Dans ce climat étouffant et injuste, un homme bourgeois continue de mener une vie normale. Il s’apelle Robert Klein (Alain Delon) et il est collectionneur. En bon filou, il profite de la détresse des juifs pour leur racheter à bas prix des œuvres d’art. Mais alors qu’il raccompagne un vendeur sur son pallier, Monsieur Klein découvre posé au sol un journal juif auquel il serait abonné. Hors, non, il n’est pas juif et il ne tolèrera pas cette méprise. Il se rend illico au journal et à la Préfecture pour prouver sa bonne foi et son « innocence ». Mais au lieu d’être libre de tout soupçon, il va se retrouver peu à peu suspecté d’être réellement juif.
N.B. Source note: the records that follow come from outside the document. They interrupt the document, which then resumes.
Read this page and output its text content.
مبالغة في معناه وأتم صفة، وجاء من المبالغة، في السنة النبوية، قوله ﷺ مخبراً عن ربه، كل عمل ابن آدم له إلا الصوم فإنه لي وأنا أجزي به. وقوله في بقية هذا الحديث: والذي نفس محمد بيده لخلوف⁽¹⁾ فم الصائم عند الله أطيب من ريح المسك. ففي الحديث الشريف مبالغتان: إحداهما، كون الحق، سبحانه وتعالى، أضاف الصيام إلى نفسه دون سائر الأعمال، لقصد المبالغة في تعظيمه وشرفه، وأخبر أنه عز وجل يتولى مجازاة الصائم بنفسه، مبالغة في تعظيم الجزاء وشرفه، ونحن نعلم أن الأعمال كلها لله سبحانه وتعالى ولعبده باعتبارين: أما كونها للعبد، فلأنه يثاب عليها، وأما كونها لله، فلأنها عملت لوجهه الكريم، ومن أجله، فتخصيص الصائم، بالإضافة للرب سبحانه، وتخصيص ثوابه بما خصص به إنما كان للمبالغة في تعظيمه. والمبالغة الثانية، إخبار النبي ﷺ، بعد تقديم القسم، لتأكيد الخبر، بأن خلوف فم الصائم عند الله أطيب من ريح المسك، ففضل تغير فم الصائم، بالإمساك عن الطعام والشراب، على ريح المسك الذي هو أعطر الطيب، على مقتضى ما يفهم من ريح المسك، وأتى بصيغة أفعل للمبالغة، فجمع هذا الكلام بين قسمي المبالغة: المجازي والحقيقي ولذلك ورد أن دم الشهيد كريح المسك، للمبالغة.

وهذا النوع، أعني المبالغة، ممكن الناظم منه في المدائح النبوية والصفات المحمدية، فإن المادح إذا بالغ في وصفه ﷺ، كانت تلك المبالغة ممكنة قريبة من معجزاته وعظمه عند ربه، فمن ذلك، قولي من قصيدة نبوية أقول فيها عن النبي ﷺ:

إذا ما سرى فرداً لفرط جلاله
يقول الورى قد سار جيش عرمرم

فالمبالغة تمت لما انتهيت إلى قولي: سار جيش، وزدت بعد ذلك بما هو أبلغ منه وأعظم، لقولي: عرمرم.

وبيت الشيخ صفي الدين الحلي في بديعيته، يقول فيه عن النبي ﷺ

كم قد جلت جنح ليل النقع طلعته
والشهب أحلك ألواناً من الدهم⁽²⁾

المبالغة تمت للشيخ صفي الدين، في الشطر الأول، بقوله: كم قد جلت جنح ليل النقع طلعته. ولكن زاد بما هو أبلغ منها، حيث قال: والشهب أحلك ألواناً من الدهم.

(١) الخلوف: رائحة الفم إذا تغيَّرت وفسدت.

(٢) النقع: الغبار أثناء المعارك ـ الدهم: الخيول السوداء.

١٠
Pris dans un énorme cercle vicieux, Robert Klein va alors décider de mener son enquête et tenter de comprendre comment tout ce cirque a pu se déclencher. Il y aurait, apparemment, un homonyme qui se servirait de lui pour ne pas finir dans un camp. Plus son enquête avance, plus Klein se retrouve en pleine crise identitaire. Parviendra-t-il à stopper sa chute ?
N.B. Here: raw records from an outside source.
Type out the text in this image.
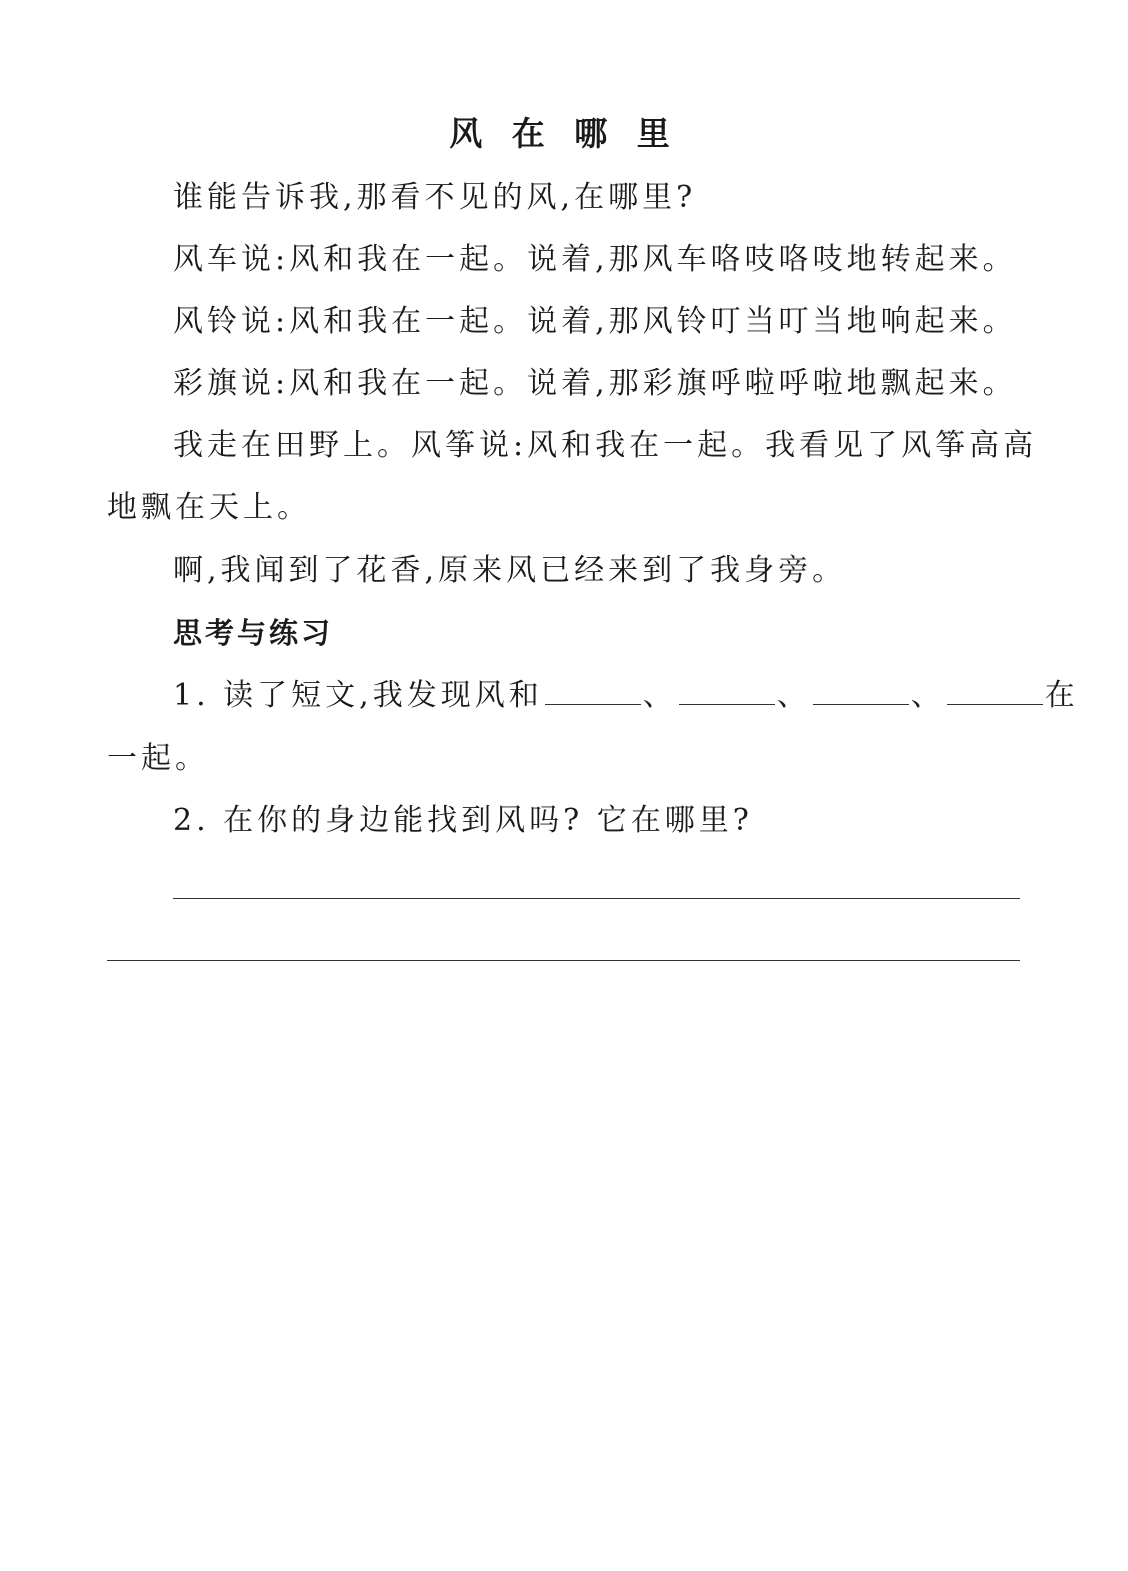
风 在 哪 里
谁能告诉我,那看不见的风,在哪里?
风车说:风和我在一起。说着,那风车咯吱咯吱地转起来。
风铃说:风和我在一起。说着,那风铃叮当叮当地响起来。
彩旗说:风和我在一起。说着,那彩旗呼啦呼啦地飘起来。
我走在田野上。风筝说:风和我在一起。我看见了风筝高高
地飘在天上。
啊,我闻到了花香,原来风已经来到了我身旁。
思考与练习
1. 读了短文,我发现风和	、	、	、	在
一起。
2. 在你的身边能找到风吗? 它在哪里?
monsieur klein film joseph losey

On aurait tendance à affirmer que sans Harold Pinter au scénario, le cinéma de Joseph Losey ne pouvait atteindre les sommets. Monsieur Klein est là pour prouver le contraire. Une œuvre définitivement kafkaïenne dans laquelle Alain Delon (acteur et producteur du film) se perd avec une incroyable grâce. Décrié lors de sa sortie, Monsieur Klein montre les revers de l’extrémisme dans une France franchement pas glorieuse. Aucune présence d’allemands ici bas, Losey touche donc là où ça fait mal en montrant bien que nous autres français avons été trop loin dans la persécution du peuple juif. Car être juif à cette époque était bel et bien tristement considéré  comme une honte. Le personnage principal cherche d’ailleurs au début du film à tout faire pour prouver que c’est un « bon français » et qu’il n’a rien à voir avec cette communauté. Seulement voilà, son enquête va rapidement tourner à l’obsession et lui révéler l’horrible société dans laquelle il évolue. Une société abjecte où la peur et l’intolérance sont devenues des règles. Personne à qui se fier (même son meilleur ami Pierre est prêt à le trahir à la première occasion) , personne avec qui partager ses doutes…Robert Klein va peu à peu se perdre avant de déraper pour de bon.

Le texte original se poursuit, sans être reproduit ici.